Si determinò così una singolare contraddizione anche nelle vicende personali di alcuni intellettuali dello schieramento progressista, per cui ad una forte adesione politica ai partiti operai e al sindacato, si accompagnarono troppo spesso, nelle loro opere, un silenzio sui partiti operai e sul sindacato, e una rappresentazione in cui le classi subalterne stavano ancora in ginocchio. A me non sembra che questo possa spiegarsi solo con la repressione clerico-moderata, con il terrorismo ideologico, con il condizionamento dell'industria culturale: tutti fatti che allora ci furono. Cercherei una risposta nel tipo di conoscenza della società, che lo spostamento di ceti intellettuali, di cui troviamo una partenza in Ossessione, recava con sé.
Pesò una interpretazione dei fascismo, del blocco dominante, come stagnazione, come statico permanere dell'arretratezza, che forse rese, indecifrabili (e perciò interpretabili come «tattica» o come «imbroglio») anche alcuni elementi essenziali della strategia democratica togliattiana. Se posso dirlo in modo assai sommario, ci fu un equivoco sul leninismo, il quale o fu inteso con il volto di Stalin o non fu inteso. Tanto è vero che gli sviluppi nuovi della lotta del movimento operaio italiano restarono in ombra, o furono visti soprattutto nella rivolta della Resistenza: ma la Resistenza stessa, più che come democrazia che si organizzava, fu rappresentata sotto la specie della tragica necessità del sacrificio raccontata nelle cupe pagine dell'ultimo episodio di Paisà.
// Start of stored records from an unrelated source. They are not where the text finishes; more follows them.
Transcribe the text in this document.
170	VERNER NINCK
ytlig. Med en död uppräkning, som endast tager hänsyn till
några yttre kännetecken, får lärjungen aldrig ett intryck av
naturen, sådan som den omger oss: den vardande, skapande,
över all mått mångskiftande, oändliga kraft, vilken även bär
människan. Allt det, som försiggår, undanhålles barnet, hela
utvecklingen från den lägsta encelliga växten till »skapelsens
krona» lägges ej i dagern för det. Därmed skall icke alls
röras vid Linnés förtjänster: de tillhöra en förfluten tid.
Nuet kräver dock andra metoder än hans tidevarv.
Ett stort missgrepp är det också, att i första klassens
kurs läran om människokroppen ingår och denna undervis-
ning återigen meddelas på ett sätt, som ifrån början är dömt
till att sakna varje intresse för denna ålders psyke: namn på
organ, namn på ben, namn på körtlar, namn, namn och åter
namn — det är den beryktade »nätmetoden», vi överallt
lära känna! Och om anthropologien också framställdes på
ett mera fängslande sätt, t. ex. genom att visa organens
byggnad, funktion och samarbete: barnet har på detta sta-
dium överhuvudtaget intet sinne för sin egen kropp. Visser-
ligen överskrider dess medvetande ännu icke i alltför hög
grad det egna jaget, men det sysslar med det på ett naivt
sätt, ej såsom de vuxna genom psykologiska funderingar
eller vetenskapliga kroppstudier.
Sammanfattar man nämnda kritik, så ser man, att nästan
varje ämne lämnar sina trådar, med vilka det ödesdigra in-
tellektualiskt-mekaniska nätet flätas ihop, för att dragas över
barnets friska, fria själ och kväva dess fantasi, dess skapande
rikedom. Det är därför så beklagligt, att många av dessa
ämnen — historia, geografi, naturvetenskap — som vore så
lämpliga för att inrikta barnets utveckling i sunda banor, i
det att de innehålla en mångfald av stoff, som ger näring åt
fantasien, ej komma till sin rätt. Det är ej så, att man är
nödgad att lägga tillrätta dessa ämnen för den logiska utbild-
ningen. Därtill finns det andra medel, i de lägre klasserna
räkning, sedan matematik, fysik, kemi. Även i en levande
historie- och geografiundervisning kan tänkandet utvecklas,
Tanto è vero che quando il capitalismo italiano, a partire dagli anni cinquanta, si ristrutturò dentro la fabbrica e nella società, il neorealismo si disunì: proprio perché le categorie interpretative che esso adoperava non riuscivano a dare piena ragione della dinamica sociale: né sul versante capitalistico, né per ciò che riguarda le forme che poteva assumere la risposta operaia e popolare.
Io cercherei — ma qui esco dal seminato — in questi fatti la ragione di certi sviluppi dell'opera di Visconti negli anni cinquanta e in seguito. Non sono mai stato convinto del cliché formale che presenta Visconti come un individualista, un «aristocratico». A me è parso invece un organizzatore di cultura, un trasmettitore di moduli culturali, al punto di non rinunciare in una serie di momenti anche alla « maniera » (non respingerei questa parola). Perciò egli aveva bisogno di ascendenti, di riferimenti culturali molto precisi; e difatti quando gli mancavano, forzava artificialmente e melodrammaticamente gli schemi e i toni. Posso sbagliarmi, ma il travaglio che egli ha vissuto a partire dagli anni '50 fu anch'esso un riflesso della crisi di sviluppo che visse allora tutto un telaio interpretativo della società italiana maturato di fronte alla tragedia del fascismo. In questo senso non è stato sottolineato abbastanza, in questi giorni, che egli — nel suo significato più profondo — è stato un uomo dell'antifascismo: e non solo perché cospirò e andò in carcere sotto i nazisti a Roma. In, questo senso, anche tra le sue opere degli anni sessanta la più forte è Rocco, dove egli riprende e aggiorna il tema della tragedia che i traumi della società capitalistica inducono nelle classi subalterne. Forse le contraddizioni, i ripiegamenti di certe ultime opere sue dipendono dal fatto che al termine di Rocco, egli indica sì nell'operaio il nuovo protagonista, ma si ferma a quella indicazione; e sembra — per quanto lo riguarda — tornare a descrivere il tramonto degli altri, del mondo in cui era nato.